Data migration from MySQL to PostgreSQL

as you work with databases, examine their pros and cons, there is a moment when the decision of migrating from one DBMS to another. In this case, the problem arose of transferring services from MySQL to PostgreSQL. Here is a small list of the Goodies that you expect from the transition to PostgreSQL 9.2 (with a more detailed list of features can be found here):
the
    the
  • inheritance tables (there are limitations to the promise in the future to fix)
  • the
  • ranges: int4range, numrange, daterange
  • the
  • out of the box support for multiple languages for stored functions (PL/pgSQL, PL/Tcl, PL/Perl, PL/Python and naked C)
  • the
  • operator WITH to allow to do recursive queries
  • (planned) materialized views (partially, they are available now — like the IUD, the rules for submission)

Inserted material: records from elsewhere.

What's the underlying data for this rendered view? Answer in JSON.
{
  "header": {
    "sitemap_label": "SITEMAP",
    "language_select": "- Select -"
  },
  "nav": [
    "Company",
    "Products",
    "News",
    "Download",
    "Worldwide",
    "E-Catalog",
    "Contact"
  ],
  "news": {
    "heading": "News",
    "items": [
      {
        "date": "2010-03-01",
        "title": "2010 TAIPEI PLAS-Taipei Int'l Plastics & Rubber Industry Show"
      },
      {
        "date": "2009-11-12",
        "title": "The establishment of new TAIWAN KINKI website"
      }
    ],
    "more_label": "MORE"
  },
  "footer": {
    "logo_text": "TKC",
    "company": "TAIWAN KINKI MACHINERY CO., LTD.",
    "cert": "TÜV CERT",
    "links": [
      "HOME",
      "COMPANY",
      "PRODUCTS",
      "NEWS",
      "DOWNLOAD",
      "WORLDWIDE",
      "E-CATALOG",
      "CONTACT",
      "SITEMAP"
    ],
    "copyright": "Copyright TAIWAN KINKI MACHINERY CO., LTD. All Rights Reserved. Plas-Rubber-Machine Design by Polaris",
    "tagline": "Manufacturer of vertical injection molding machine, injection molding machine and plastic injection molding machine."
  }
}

    (planned) of a trigger on DDL operations


Typically, existing solutions rely on a job with a ready SQL dump, which is converted in accordance with the syntax of the target database. But in some cases (widely used web application with a large amount of information) this option carries certain costs for the creation of SQL dump from the database, convert it and load the resulting dump back in the database. So optimal is an online-variant (straight from DBMS to DBMS) Converter that can significantly reduce simple services.

Language to implement the chosen C++ (with some features from C++11x), libraries for connecting to MySQL and PostgreSQL has been used native, as IDE has been involved Qt Creator.

The migration algorithm consists of the following. It is understood that in DB-recipient already created the table structure corresponding to the structure in the database. Create a list of tables to migrate the data, which is then allocated in the thread pool. Each thread has a connection to the database source and database-to the recipient. Ie is transferred in parallel on multiple tables. Profit!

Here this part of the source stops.